Letter, 31 July 1924, added to the papers of South Carolina legislator and University of South Carolina trustee Cyrus Luther Shealy (1883-1968) was written on Ways and Means Committee letterhead and addressed to Olin D. Johnston (1896-1965), a fellow member of the South Carolina House of Representatives living in Anderson. The letter responded to Johnston’s questions “relative to the action of the University Board in discontinuing the services of Judge [Thomas H.] Spain, formerly of the Law Faculty.”
Shealy reminds Johnston that the Board had met in executive session and that it would therefore “be improper for any member...to recite the reasons prompting its action in matters of this kind.” “As you know,” the letter continues, “it is the exclusive right of the Board to elect professors and other employees and officials of the University, and it is, likewise, the right and duty of the Board to discontinue such services as it dee[m]s to be for the best interest of the University.”

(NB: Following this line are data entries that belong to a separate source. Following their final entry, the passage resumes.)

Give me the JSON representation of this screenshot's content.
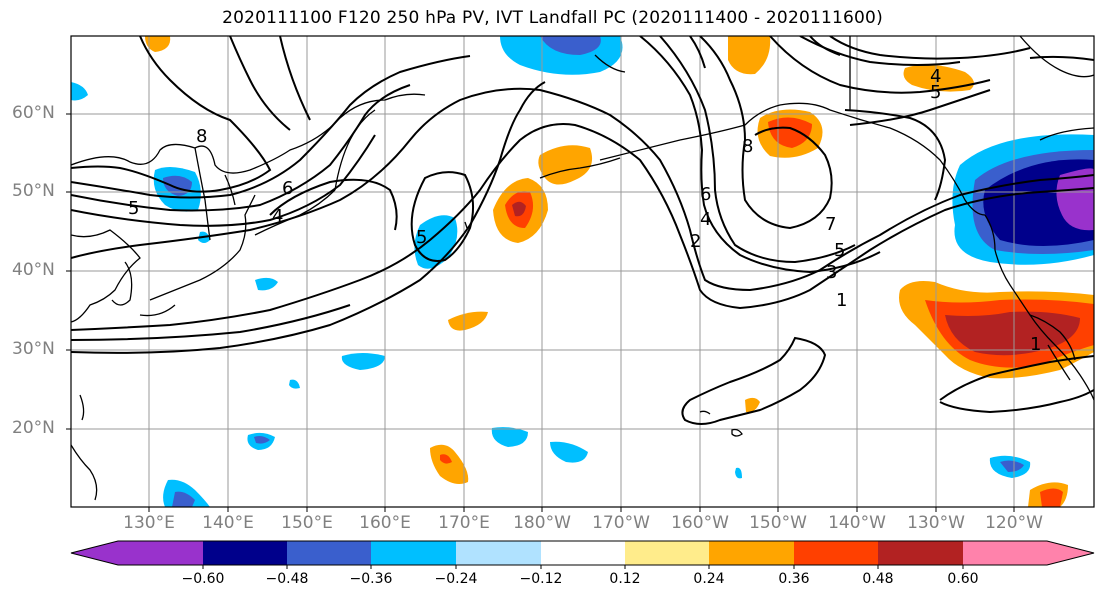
{
  "title": "2020111100 F120 250 hPa PV, IVT Landfall PC (2020111400 - 2020111600)",
  "lat_labels": [
    "60°N",
    "50°N",
    "40°N",
    "30°N",
    "20°N"
  ],
  "lon_labels": [
    "130°E",
    "140°E",
    "150°E",
    "160°E",
    "170°E",
    "180°W",
    "170°W",
    "160°W",
    "150°W",
    "140°W",
    "130°W",
    "120°W"
  ],
  "colorbar": {
    "ticks": [
      "−0.60",
      "−0.48",
      "−0.36",
      "−0.24",
      "−0.12",
      "0.12",
      "0.24",
      "0.36",
      "0.48",
      "0.60"
    ],
    "colors": [
      "#9932cc",
      "#00008b",
      "#3a5fcd",
      "#00bfff",
      "#b0e2ff",
      "#ffffff",
      "#ffec8b",
      "#ffa500",
      "#ff4000",
      "#b22222",
      "#ff82ab"
    ]
  },
  "contour_labels": [
    "8",
    "6",
    "5",
    "4",
    "5",
    "8",
    "7",
    "6",
    "5",
    "4",
    "3",
    "2",
    "1",
    "1",
    "4",
    "5"
  ],
  "colors": {
    "land": "#000000",
    "grid": "#999999",
    "contour": "#000000"
  }
}
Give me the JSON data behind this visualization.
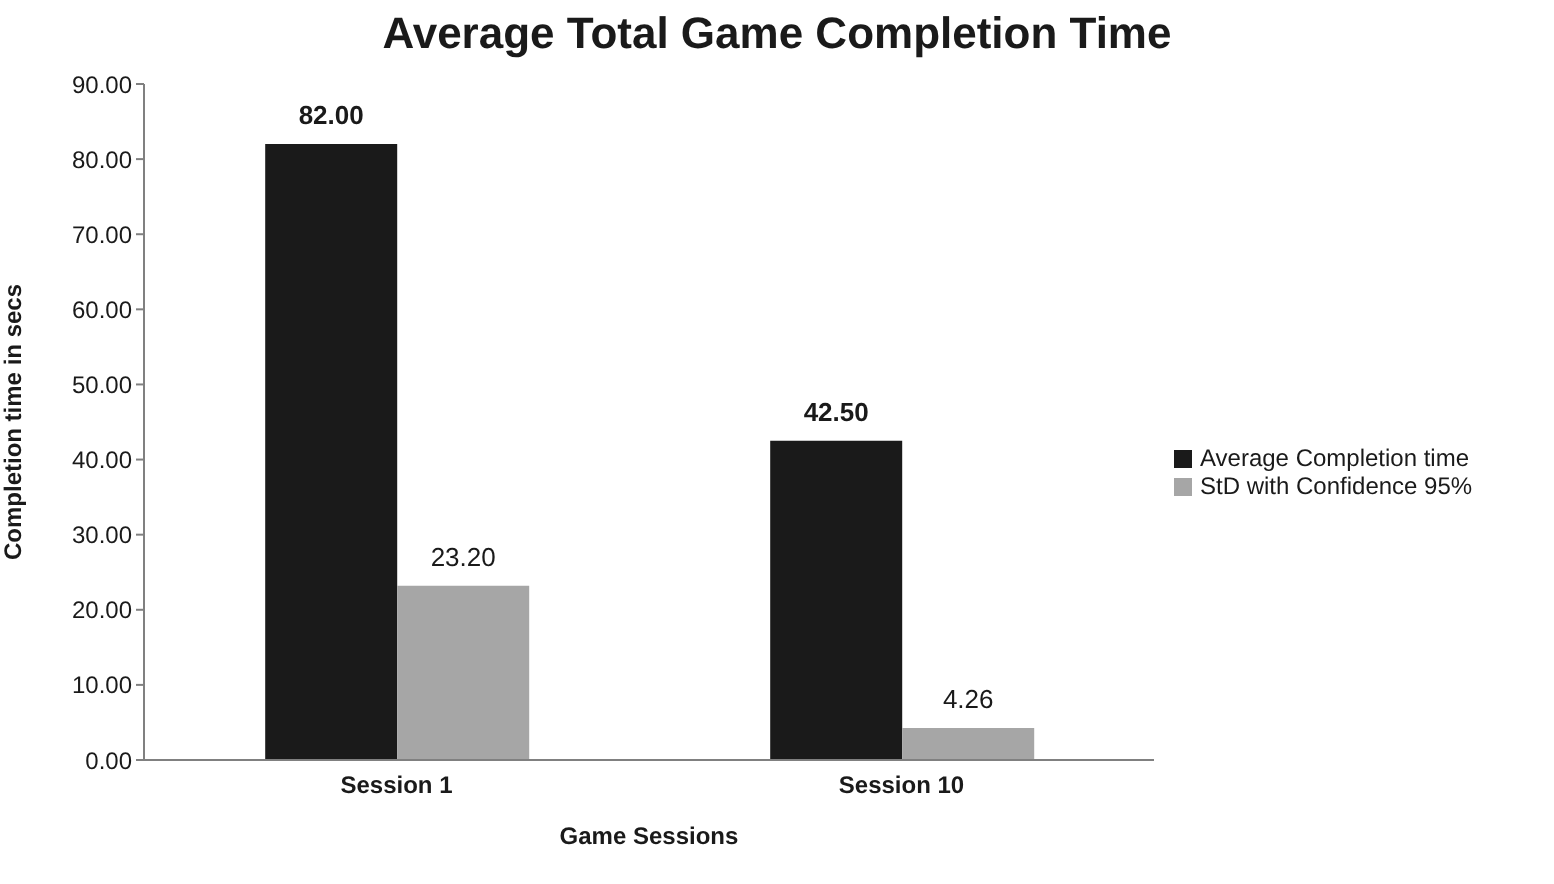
{
  "chart_data": {
    "type": "bar",
    "title": "Average Total Game Completion Time",
    "xlabel": "Game Sessions",
    "ylabel": "Completion time in secs",
    "categories": [
      "Session 1",
      "Session 10"
    ],
    "series": [
      {
        "name": "Average Completion time",
        "color": "#1a1a1a",
        "values": [
          82.0,
          42.5
        ],
        "value_labels": [
          "82.00",
          "42.50"
        ]
      },
      {
        "name": "StD with Confidence 95%",
        "color": "#a6a6a6",
        "values": [
          23.2,
          4.26
        ],
        "value_labels": [
          "23.20",
          "4.26"
        ]
      }
    ],
    "ylim": [
      0,
      90
    ],
    "yticks": [
      {
        "value": 0,
        "label": "0.00"
      },
      {
        "value": 10,
        "label": "10.00"
      },
      {
        "value": 20,
        "label": "20.00"
      },
      {
        "value": 30,
        "label": "30.00"
      },
      {
        "value": 40,
        "label": "40.00"
      },
      {
        "value": 50,
        "label": "50.00"
      },
      {
        "value": 60,
        "label": "60.00"
      },
      {
        "value": 70,
        "label": "70.00"
      },
      {
        "value": 80,
        "label": "80.00"
      },
      {
        "value": 90,
        "label": "90.00"
      }
    ],
    "grid": false,
    "legend": "right"
  }
}
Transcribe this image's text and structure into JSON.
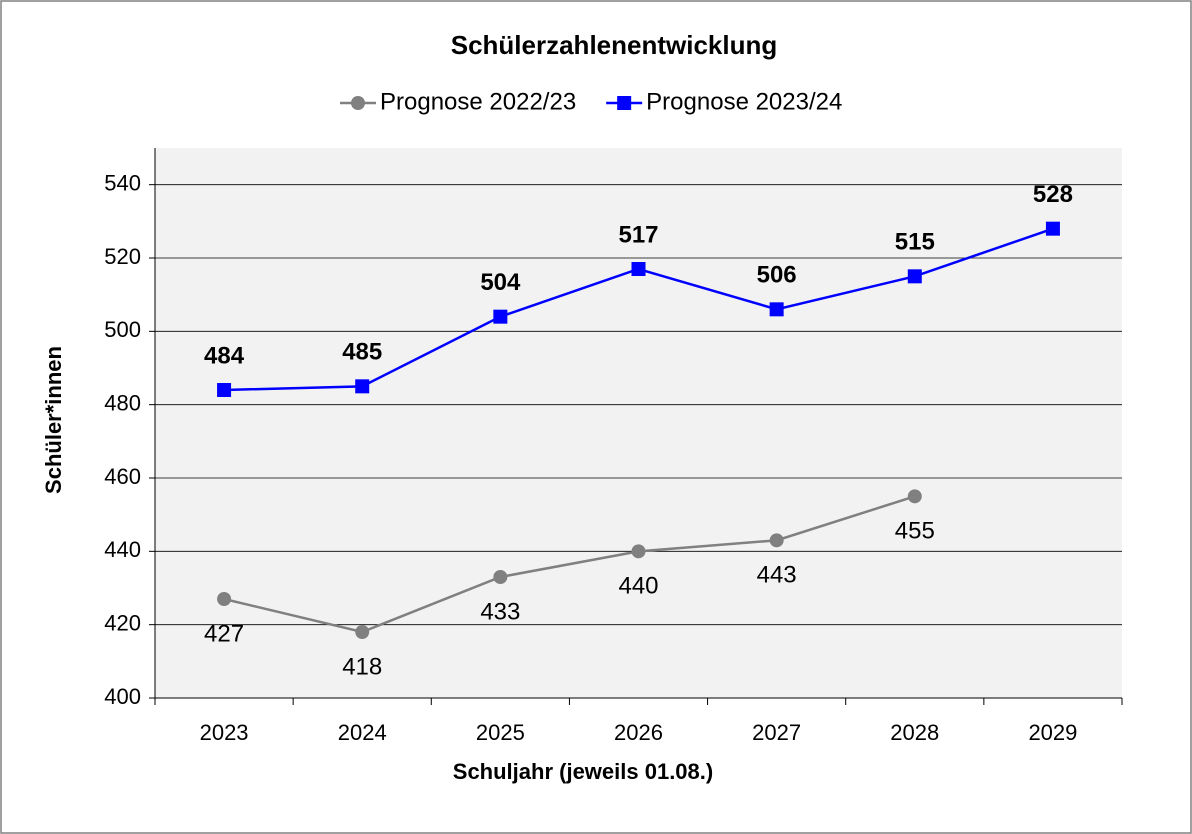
{
  "chart_data": {
    "type": "line",
    "title": "Schülerzahlenentwicklung",
    "x_label": "Schuljahr (jeweils 01.08.)",
    "y_label": "Schüler*innen",
    "categories": [
      "2023",
      "2024",
      "2025",
      "2026",
      "2027",
      "2028",
      "2029"
    ],
    "series": [
      {
        "name": "Prognose 2022/23",
        "color": "#808080",
        "marker": "circle",
        "values": [
          427,
          418,
          433,
          440,
          443,
          455,
          null
        ]
      },
      {
        "name": "Prognose 2023/24",
        "color": "#0000ff",
        "marker": "square",
        "values": [
          484,
          485,
          504,
          517,
          506,
          515,
          528
        ]
      }
    ],
    "ylim": [
      400,
      550
    ],
    "yticks": [
      400,
      420,
      440,
      460,
      480,
      500,
      520,
      540
    ],
    "grid": true,
    "legend": "top"
  }
}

Further stating that “there were no personal reasons for our action” and reminding Johnston that “Judge Spain failed for re-election as Circuit Judge at the hands of the General Assembly,” Shealy concluded—“we wish to keep the University out of politics; and I hope that the confidence you had in me in helping to elect me a member of the Board will prompt you to trust me to do the right thing as I can understand it.”